Con uno stile poetico e denso di simboli, l’autore Giuseppe Tecce di “Racconti dell’Irpinia” narra territori fuori dal tempo. I dodici racconti, editi da Graus, intrecciano mito, memoria e desiderio, attraverso una riflessione profonda sull’identità e sul senso dell’appartenenza, restituendo alla scrittura una funzione conoscitiva e profondamente umana.
In Racconti dall’Irpinia – Graus edizioni – l’autore compone una riflessione esistenziale sotto forma di narrazione, restituendo alla letteratura quella funzione antica e necessaria di specchio dell’anima collettiva. Dodici racconti brevi, radicati nel paesaggio dell’Irpinia, ma affrancati da ogni provincialismo, costruiscono un universo simbolico in cui il tempo, lo spazio e l’identità si dissolvono, per poi ricomporsi in forme nuove ed inattese.
Tecce si fa cantore del tempo sospeso, luogo in cui l’uomo abita non secondo la freccia lineare della cronologia, ma secondo le circolarità interiori della memoria, del desiderio e del mito. I suoi personaggi non vivono in un tempo storico, ma in una dimensione dell’essere che sfugge alla contingenza: sono ombre incarnate, forme archetipiche, frammenti d’infinito che abitano il limite. Il loro spazio non è geografico, ma ontologico. L’Irpinia, allora, non è solo paesaggio: è simbolo, è metafora del ritorno, del radicamento, dell’origine che ci fonda e ci sfugge.

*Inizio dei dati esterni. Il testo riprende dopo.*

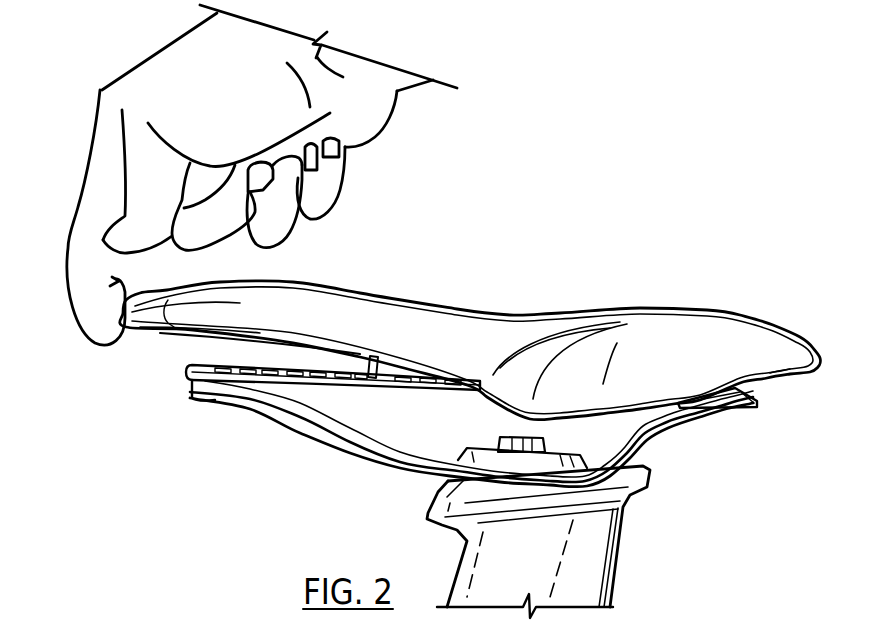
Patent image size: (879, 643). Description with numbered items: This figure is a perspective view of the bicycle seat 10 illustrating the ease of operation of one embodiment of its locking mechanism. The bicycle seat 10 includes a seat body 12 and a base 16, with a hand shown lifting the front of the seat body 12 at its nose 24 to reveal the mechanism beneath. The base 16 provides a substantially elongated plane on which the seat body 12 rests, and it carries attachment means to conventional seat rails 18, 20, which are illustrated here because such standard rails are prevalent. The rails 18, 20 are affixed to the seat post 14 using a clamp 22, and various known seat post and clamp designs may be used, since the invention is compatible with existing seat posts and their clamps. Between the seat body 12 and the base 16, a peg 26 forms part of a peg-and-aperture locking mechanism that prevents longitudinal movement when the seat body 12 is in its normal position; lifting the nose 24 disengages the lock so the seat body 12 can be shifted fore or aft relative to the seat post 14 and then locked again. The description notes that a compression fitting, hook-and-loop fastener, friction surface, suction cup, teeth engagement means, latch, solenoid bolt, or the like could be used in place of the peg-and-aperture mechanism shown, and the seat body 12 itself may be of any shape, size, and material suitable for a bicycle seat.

The bicycle seat 10 is at (481, 275).
The seat body 12 is at (647, 334).
The seat post 14 is at (583, 557).
The base 16 is at (723, 396).
The rail 18 is at (668, 434).
The rail 20 is at (471, 437).
The clamp 22 is at (476, 448).
The nose 24 is at (200, 308).
The peg 26 is at (371, 372).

Egli intreccia ironia e nostalgia, incanto e concretezza, in una narrazione che si pone come atto conoscitivo, un modo per interrogare la realtà senza la pretesa di definirla, ma con il desiderio di abitarla poeticamente. Come i filosofi presocratici, Tecce guarda il mondo con stupore primordiale: ogni storia è una piccola cosmogonia, una visione dell’Essere incarnata in una voce, un gesto, un silenzio.